When we awoke on our last morning in Firenze, thick, dark clouds had moved in over night. Rain appeared to be imminent. We left a cold and rainy Bratislava for sunny warm Firenze, and now we're leaving an about to be drenched Firenze for a relatively warm(ish) and sunny Bratislava.
I'm always amazed at how circuitous the ride to (or from) the Florence airport to the city center is. And Italian traffic never gets boring. I love how they basically invent lanes. Like, a road could have two lanes going in one direction, but Italian drivers will make it so that there are four cars across, and that's not including the buzzing Vespas weaving their way through. Everyone seems to be constantly trying to squeeze ahead of everyone else.
So, Terezia and I both deem this trip a rousing success. Terezia really got to experience Italy for the first time and promptly fell in love with it (especially Florence, Siena, and Vernazza). I got to experience some of my favorite places again, and discover new things (often quirky architectural details that I geek out over). And it was obviously nice to explore some places that neither of us had ever been to (Volterra, Genova, Perugia, Gubbio). Now we're both going to try to figure out a way to someday live there.
Also, the question everyone's probably wanting to ask: how was Jeff's Italian? He'd studied the damn language for three years, so how'd that go? Well, I'd have to say just okay. The problem is that I actually hadn't had class for nearly four months prior to the trip, and despite trying to study and review when I could, I was still rusty. The other issue is that A LOT of Italians speak pretty good English (at least in the areas we visited). Some of them would just take one look at me and automatically speak English. In these situations I would usually stubbornly keep speaking Italian, while they would stubbornly keep speaking English. There were other times when we'd both start off in Italian, but then as soon as I displayed the slightest hint of hesitation, for even a fraction of a second, they'd instantly launch into English, and from there it would be impossible to get them to switch back to Italian.

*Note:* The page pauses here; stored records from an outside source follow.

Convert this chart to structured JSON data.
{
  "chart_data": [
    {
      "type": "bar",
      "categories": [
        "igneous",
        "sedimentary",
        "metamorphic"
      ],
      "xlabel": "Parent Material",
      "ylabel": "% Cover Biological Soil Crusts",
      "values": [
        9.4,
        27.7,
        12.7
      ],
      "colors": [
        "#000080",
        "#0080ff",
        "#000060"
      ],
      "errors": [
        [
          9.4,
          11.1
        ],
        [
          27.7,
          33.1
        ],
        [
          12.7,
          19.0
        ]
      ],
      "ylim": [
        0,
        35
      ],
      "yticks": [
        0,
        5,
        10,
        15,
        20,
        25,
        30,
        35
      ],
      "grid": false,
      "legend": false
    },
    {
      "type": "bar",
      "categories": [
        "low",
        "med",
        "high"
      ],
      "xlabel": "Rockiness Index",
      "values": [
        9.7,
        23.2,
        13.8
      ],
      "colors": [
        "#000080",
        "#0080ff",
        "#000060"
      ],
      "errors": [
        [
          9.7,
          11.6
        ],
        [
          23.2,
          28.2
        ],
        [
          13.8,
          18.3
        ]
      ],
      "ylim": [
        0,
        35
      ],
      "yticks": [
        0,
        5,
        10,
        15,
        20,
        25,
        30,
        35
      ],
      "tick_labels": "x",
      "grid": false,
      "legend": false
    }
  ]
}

Hanging out with my friend Serena and her boyfriend in Florence was fun, as she and I kept switching back and forth from English to Italian, since her boyfriend can't speak English, and Terezia can't speak Italian. But overall, it was definitely easier to buy things, order food, ask questions, etc... than the last time I was there, four years ago, when I had barely taken any lessons. I definitely have the foundation on which I could become really good with the language if I were to live there for a while.
At any rate, now it's back to the real world, back to Slovakia, and time to get down to business and find jobs, a place to live, and figure out how to navigate this small, bizarre country that nobody seems to know or care about! This tiny, landlocked country which Americans (and even some Italians) always seem to confuse with Slovenia. This country which will go into debt from having to help bail out Greece, because the amount it will have to pay is apparently something like two years of its overall budget. This country, which, instead of rioting in the streets over the current economic situation, just drinks more and quietly stews. This country which produces mind-blowing sausage and whose inhabitants can drink me under the table in a matter of minutes.
And we're happy to be back in the comfort of Terezia's brother Anton and his girlfriend Janka's cozy home. They have been super nice and generous by letting us stay here while we get settled in Bratislava. We are hugely indebted to them! We are happy that people like Tono and Janka exist!